The “Holocaust Names Monument”, the first of its kind in the Netherlands, will be designed by Jewish American architect Daniel Libeskind. It is to be completed in 2015, 70 years after the end of World War Two, authorities in the city, home of Anne Frank’s house, said in a statement.
“In percentage terms, The Netherlands had the highest deportation rate in Western Europe, but there is no such monument here to honour their memory,” said Jacques Grishaver, chairman of the Dutch Auschwitz Committee.
“Their names had vanished into thin air.
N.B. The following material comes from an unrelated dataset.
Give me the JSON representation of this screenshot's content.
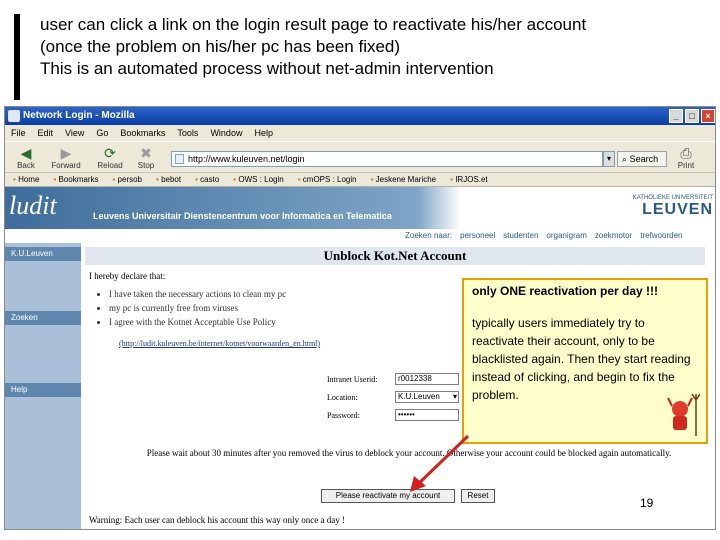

Now the family members of the victims will have a place to go and a name on a plaque to touch.”
Like similar monuments in other European cities, the Dutch memorial will list the full names of all 102,000 Jews, Roma and Sinti who were deported from the Netherlands to Nazi concentration and death camps, the committee said.
Among those deported from the Netherlands was Anne Frank, a Jewish teenager who hid in an Amsterdam canal house until being deported with her family.
The monument will cost roughly 5 million euros ($6.9 million), which the committee hopes to pay for with donations from private individuals, corporations, foundations and governments.